Бакурадзе: Я внутренне одинаково согласен делать проект и в одном, и в другом ключе. Я в любом случае прикладываю к нему руку. Это не лукавство! Если, допустим, ты принесешь сценарий и я увижу, что ты можешь снять очень крутое кино, то это заставит меня принять участие. Поучаствую как режиссер, как продюсер, как водитель — без разницы. В данном случае я не совсем умею снимать такое кино и поэтому помогаю, а не говорю «Мотор!» и «Стоп!». Хотя я вижу это кино, понимаю его. И у меня ни много ни мало есть свой месседж. Через большой проект я могу говорить о том же, что и во всех своих предыдущих фильмах, но уже в другом ключе и для большей аудитории. Делаю фильм про космос, бюджетная картина. Сейчас государство выделяет деньги на такие проекты. Авторское кино в данный момент не сильно финансируется. Оно и не существует в том виде: нет ни старых, ни молодых, ни средних режиссеров, которые могли бы что-то реальное предложить. Это зависит от времени, на мой взгляд.
Мизгирев: Я думаю, для Бакура не было большой проблемой начать продюсировать фильм, потому что, когда мы делали наши авторские картины, на самом деле во многом выступали и продюсерами. По крайней мере, я разбирался во всей линейке производства от и до. Это опыт, который научает быть не только режиссером. В этом смысле противопоставление «теперь вы играете в большую игру или вас играют» — это неправда. Они, наоборот, ждут. Ждут от тебя свежих поступков во всем — от того, что ты говоришь артисту, до того, как организован процесс и за какие ниточки дергать. Другое дело, что из этого выходит. Я имею в виду с точки зрения зрителя, а не с точки зрения качества.

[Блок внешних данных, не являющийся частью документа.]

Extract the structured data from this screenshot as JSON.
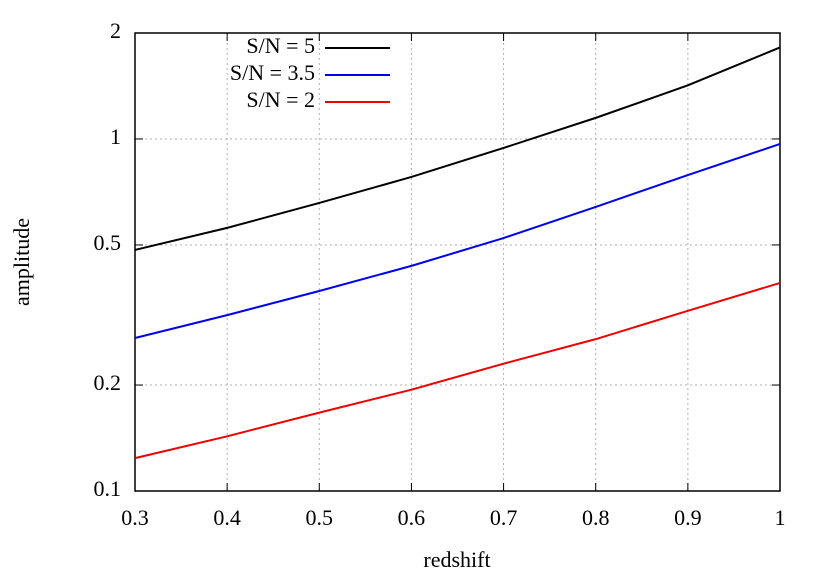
{
  "chart_data": {
    "type": "line",
    "xlabel": "redshift",
    "ylabel": "amplitude",
    "x": [
      0.3,
      0.4,
      0.5,
      0.6,
      0.7,
      0.8,
      0.9,
      1
    ],
    "series": [
      {
        "name": "S/N = 5",
        "color": "#000000",
        "values": [
          0.484,
          0.559,
          0.658,
          0.78,
          0.943,
          1.148,
          1.42,
          1.82
        ]
      },
      {
        "name": "S/N = 3.5",
        "color": "#0000ee",
        "values": [
          0.272,
          0.316,
          0.37,
          0.436,
          0.523,
          0.641,
          0.79,
          0.968
        ]
      },
      {
        "name": "S/N = 2",
        "color": "#ee0000",
        "values": [
          0.124,
          0.143,
          0.167,
          0.194,
          0.23,
          0.27,
          0.325,
          0.39
        ]
      }
    ],
    "xlim": [
      0.3,
      1
    ],
    "xticks": [
      0.3,
      0.4,
      0.5,
      0.6,
      0.7,
      0.8,
      0.9,
      1
    ],
    "ylim": [
      0.1,
      2
    ],
    "yticks": [
      0.1,
      0.2,
      0.5,
      1,
      2
    ],
    "ylog": true,
    "grid": true,
    "legend": "top left"
  }
}
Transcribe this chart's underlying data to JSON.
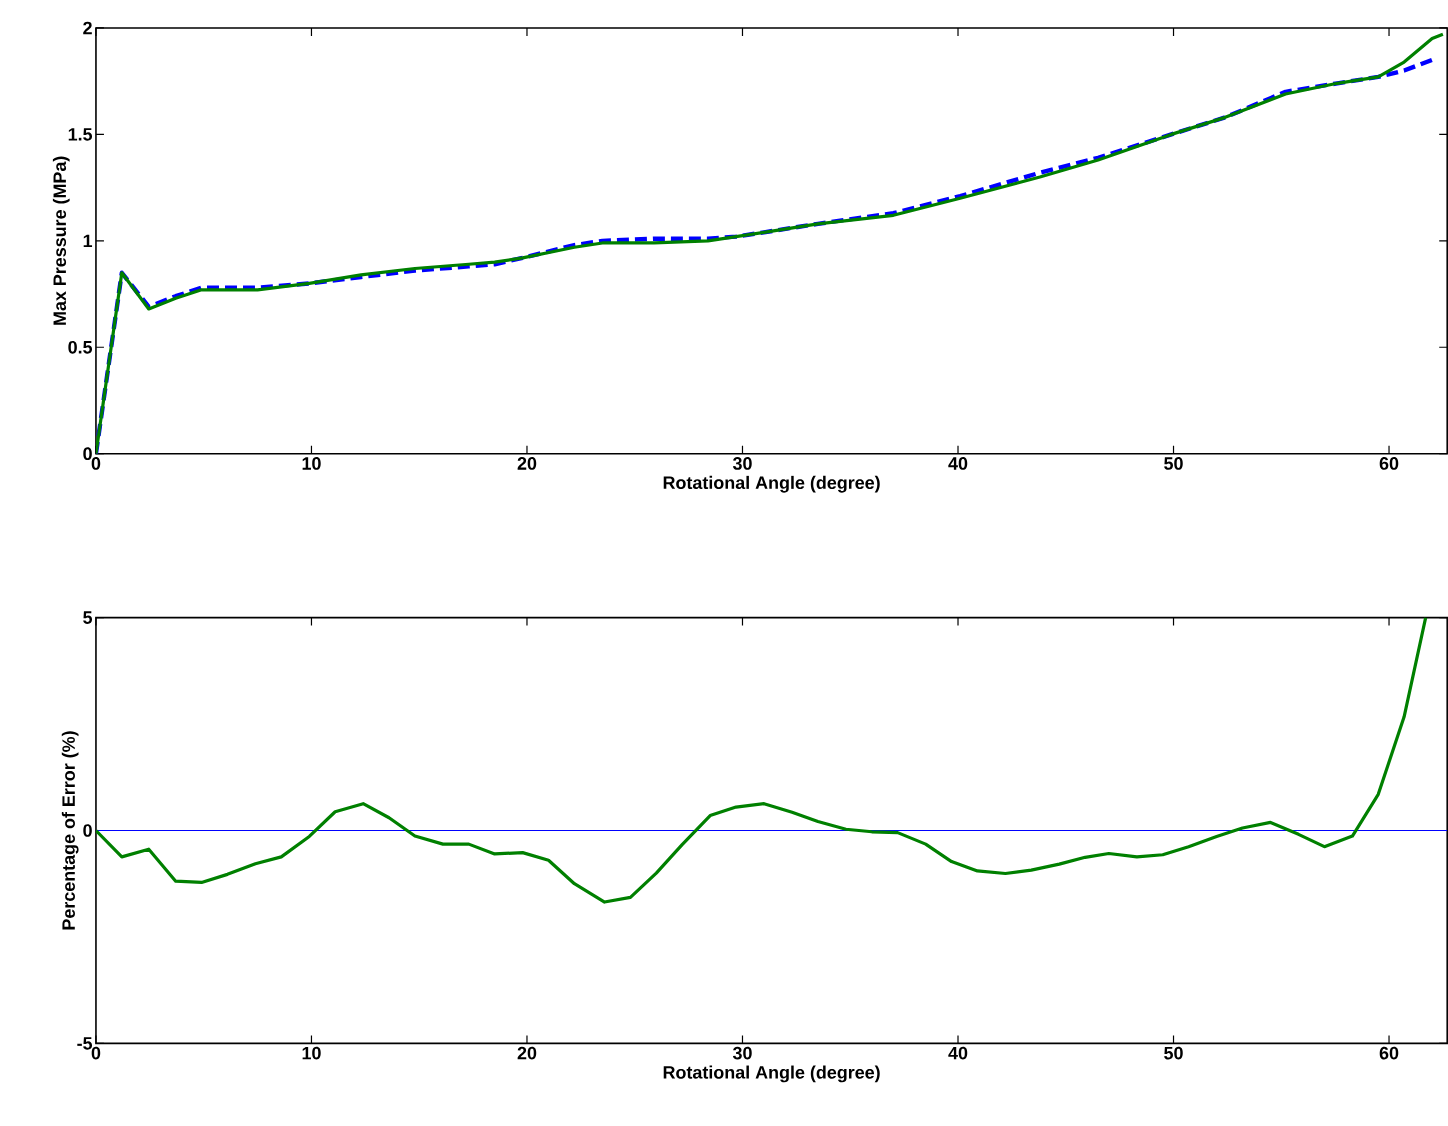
{
  "chart_data": [
    {
      "type": "line",
      "xlabel": "Rotational Angle (degree)",
      "ylabel": "Max Pressure (MPa)",
      "xlim": [
        0,
        62.7
      ],
      "ylim": [
        0,
        2
      ],
      "xticks": [
        0,
        10,
        20,
        30,
        40,
        50,
        60
      ],
      "yticks": [
        0,
        0.5,
        1,
        1.5,
        2
      ],
      "series": [
        {
          "color": "#0000ff",
          "line_style": "dashed",
          "x": [
            0,
            1.2,
            2.45,
            3.7,
            4.9,
            7.5,
            9.9,
            12.3,
            14.8,
            17.3,
            18.5,
            19.8,
            22.2,
            23.5,
            25.9,
            28.4,
            29.7,
            31.0,
            33.5,
            37.0,
            40.1,
            43.8,
            46.5,
            49.9,
            52.4,
            55.2,
            57.6,
            59.5,
            60.7,
            62.0
          ],
          "values": [
            0,
            0.85,
            0.69,
            0.74,
            0.78,
            0.78,
            0.8,
            0.83,
            0.86,
            0.88,
            0.89,
            0.92,
            0.98,
            1.0,
            1.01,
            1.01,
            1.02,
            1.04,
            1.08,
            1.13,
            1.21,
            1.32,
            1.39,
            1.5,
            1.58,
            1.7,
            1.74,
            1.77,
            1.8,
            1.85
          ]
        },
        {
          "color": "#008000",
          "line_style": "solid",
          "x": [
            0,
            1.2,
            2.45,
            3.7,
            4.9,
            7.5,
            9.9,
            12.3,
            14.8,
            17.3,
            18.5,
            19.8,
            22.2,
            23.5,
            25.9,
            28.4,
            29.7,
            31.0,
            33.5,
            37.0,
            40.1,
            43.8,
            46.5,
            49.9,
            52.4,
            55.2,
            57.6,
            59.5,
            60.7,
            62.0,
            62.5
          ],
          "values": [
            0,
            0.85,
            0.68,
            0.73,
            0.77,
            0.77,
            0.8,
            0.84,
            0.87,
            0.89,
            0.9,
            0.92,
            0.97,
            0.99,
            0.99,
            1.0,
            1.02,
            1.04,
            1.08,
            1.12,
            1.2,
            1.3,
            1.38,
            1.5,
            1.58,
            1.69,
            1.74,
            1.77,
            1.84,
            1.95,
            1.97
          ]
        }
      ]
    },
    {
      "type": "line",
      "xlabel": "Rotational Angle (degree)",
      "ylabel": "Percentage of Error (%)",
      "xlim": [
        0,
        62.7
      ],
      "ylim": [
        -5,
        5
      ],
      "xticks": [
        0,
        10,
        20,
        30,
        40,
        50,
        60
      ],
      "yticks": [
        -5,
        0,
        5
      ],
      "ref_lines": [
        {
          "axis": "y",
          "value": 0,
          "color": "#0000ff",
          "line_style": "solid"
        }
      ],
      "series": [
        {
          "color": "#008000",
          "line_style": "solid",
          "x": [
            0,
            1.2,
            2.45,
            3.7,
            4.9,
            6.1,
            7.4,
            8.6,
            9.9,
            11.1,
            12.4,
            13.6,
            14.8,
            16.1,
            17.3,
            18.5,
            19.8,
            21.0,
            22.2,
            23.6,
            24.8,
            26.0,
            27.2,
            28.5,
            29.7,
            31.0,
            32.3,
            33.5,
            34.8,
            36.0,
            37.2,
            38.5,
            39.7,
            40.9,
            42.2,
            43.4,
            44.7,
            45.9,
            47.0,
            48.3,
            49.5,
            50.7,
            52.0,
            53.2,
            54.5,
            55.8,
            57.0,
            58.3,
            59.5,
            60.7,
            61.7
          ],
          "values": [
            0,
            -0.62,
            -0.44,
            -1.19,
            -1.22,
            -1.03,
            -0.78,
            -0.62,
            -0.14,
            0.44,
            0.63,
            0.3,
            -0.13,
            -0.32,
            -0.32,
            -0.55,
            -0.52,
            -0.7,
            -1.25,
            -1.68,
            -1.57,
            -1.0,
            -0.33,
            0.35,
            0.55,
            0.63,
            0.43,
            0.21,
            0.03,
            -0.03,
            -0.05,
            -0.32,
            -0.73,
            -0.95,
            -1.01,
            -0.93,
            -0.79,
            -0.63,
            -0.54,
            -0.62,
            -0.57,
            -0.38,
            -0.14,
            0.06,
            0.19,
            -0.09,
            -0.38,
            -0.13,
            0.85,
            2.67,
            5.0
          ]
        }
      ]
    }
  ]
}
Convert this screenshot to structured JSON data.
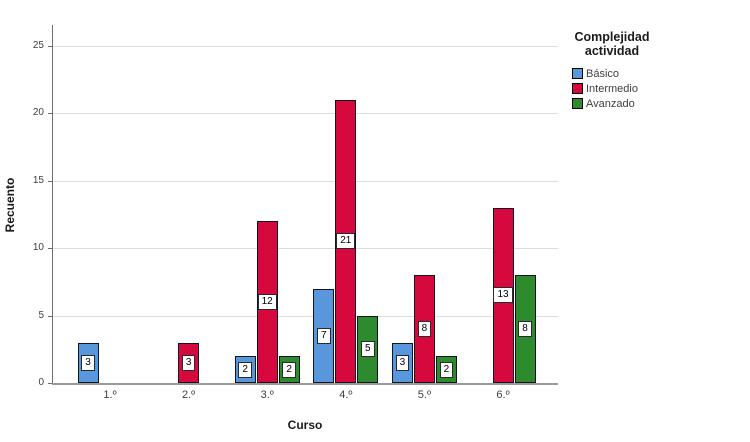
{
  "chart_data": {
    "type": "bar",
    "title": "",
    "xlabel": "Curso",
    "ylabel": "Recuento",
    "legend_title": "Complejidad actividad",
    "legend_position": "top-right",
    "categories": [
      "1.º",
      "2.º",
      "3.º",
      "4.º",
      "5.º",
      "6.º"
    ],
    "series": [
      {
        "name": "Básico",
        "slug": "basico",
        "color": "#5897DB",
        "values": [
          3,
          null,
          2,
          7,
          3,
          null
        ]
      },
      {
        "name": "Intermedio",
        "slug": "intermedio",
        "color": "#D6093E",
        "values": [
          null,
          3,
          12,
          21,
          8,
          13
        ]
      },
      {
        "name": "Avanzado",
        "slug": "avanzado",
        "color": "#2E8B2D",
        "values": [
          null,
          null,
          2,
          5,
          2,
          8
        ]
      }
    ],
    "yticks": [
      0,
      5,
      10,
      15,
      20,
      25
    ],
    "ylim": [
      0,
      26.5
    ],
    "grid": "horizontal",
    "bar_value_labels": true
  }
}
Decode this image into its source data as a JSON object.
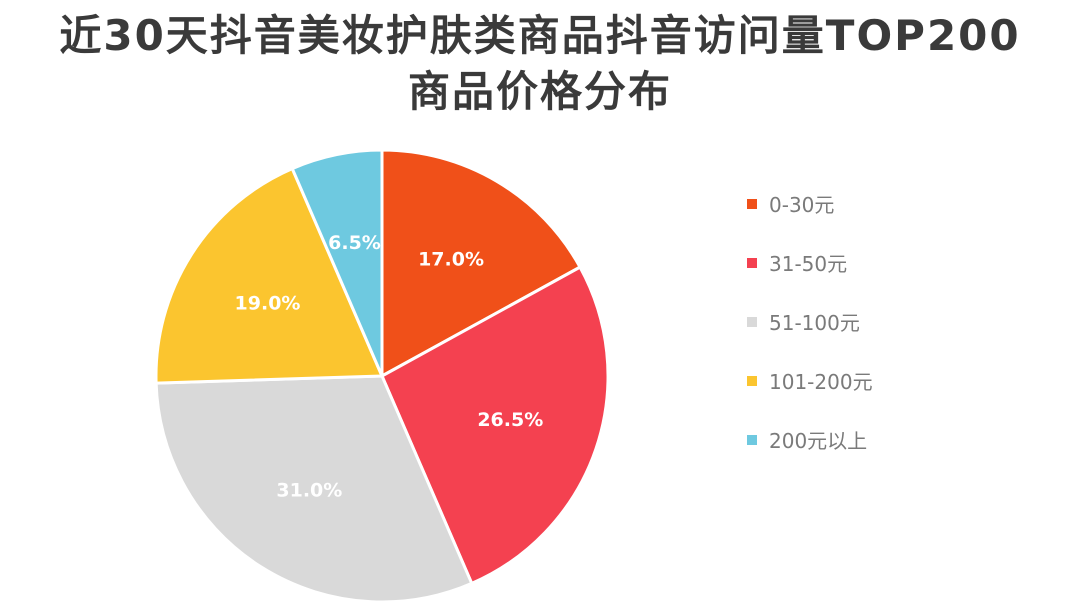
{
  "chart_data": {
    "type": "pie",
    "title": "近30天抖音美妆护肤类商品抖音访问量TOP200",
    "subtitle": "商品价格分布",
    "categories": [
      "0-30元",
      "31-50元",
      "51-100元",
      "101-200元",
      "200元以上"
    ],
    "values": [
      17.0,
      26.5,
      31.0,
      19.0,
      6.5
    ],
    "data_labels": [
      "17.0%",
      "26.5%",
      "31.0%",
      "19.0%",
      "6.5%"
    ],
    "colors": [
      "#f05019",
      "#f44150",
      "#d9d9d9",
      "#fbc52f",
      "#6ec9e0"
    ],
    "start_angle_deg": 0,
    "direction": "clockwise",
    "legend_position": "right"
  }
}
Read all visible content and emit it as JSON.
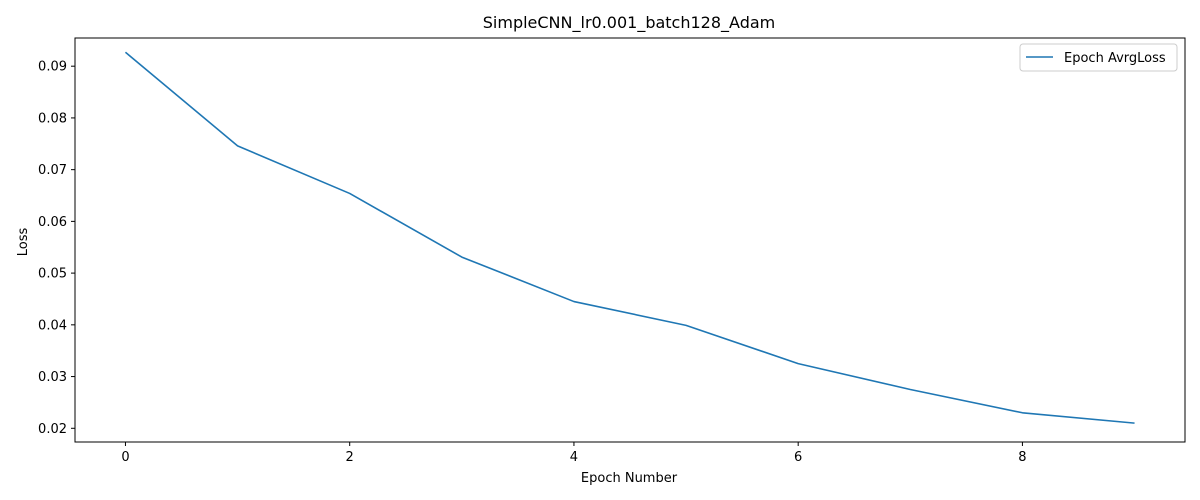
{
  "chart_data": {
    "type": "line",
    "title": "SimpleCNN_lr0.001_batch128_Adam",
    "xlabel": "Epoch Number",
    "ylabel": "Loss",
    "x": [
      0,
      1,
      2,
      3,
      4,
      5,
      6,
      7,
      8,
      9
    ],
    "series": [
      {
        "name": "Epoch AvrgLoss",
        "color": "#1f77b4",
        "values": [
          0.0927,
          0.0746,
          0.0654,
          0.0531,
          0.0445,
          0.0399,
          0.0325,
          0.0275,
          0.023,
          0.021
        ]
      }
    ],
    "xlim": [
      -0.45,
      9.45
    ],
    "ylim": [
      0.01735,
      0.09545
    ],
    "xticks": [
      0,
      2,
      4,
      6,
      8
    ],
    "xtick_labels": [
      "0",
      "2",
      "4",
      "6",
      "8"
    ],
    "yticks": [
      0.02,
      0.03,
      0.04,
      0.05,
      0.06,
      0.07,
      0.08,
      0.09
    ],
    "ytick_labels": [
      "0.02",
      "0.03",
      "0.04",
      "0.05",
      "0.06",
      "0.07",
      "0.08",
      "0.09"
    ],
    "grid": false,
    "legend_position": "top-right"
  }
}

Долин: Но вот ведь интересный момент. Бакур сказал про время. Ваши предыдущие фильмы пытались с большим или меньшим успехом осмыслить современность. Сейчас четыре фильма, о которых мы говорим, все помещены в прошлое. В случае вас троих это советское время разных эпох, в случае Леши вообще XIX век.
Попогребский: Черт, зря Хлебников не приехал. Он хотя бы «Озабоченных» снял. Он нас подставил!
Долин: Все равно он бы был в меньшинстве. Если к вам четверым добавить Хлебникова, Сигарева и Мамулию, то все вы снимали про здесь и сейчас, а потом это закончилось. Потому что про здесь и сейчас неинтересно снимать? Невозможно? Никто не хочет смотреть? Или вам самим всегда хотелось прыгнуть в прошлое? Так уютнее?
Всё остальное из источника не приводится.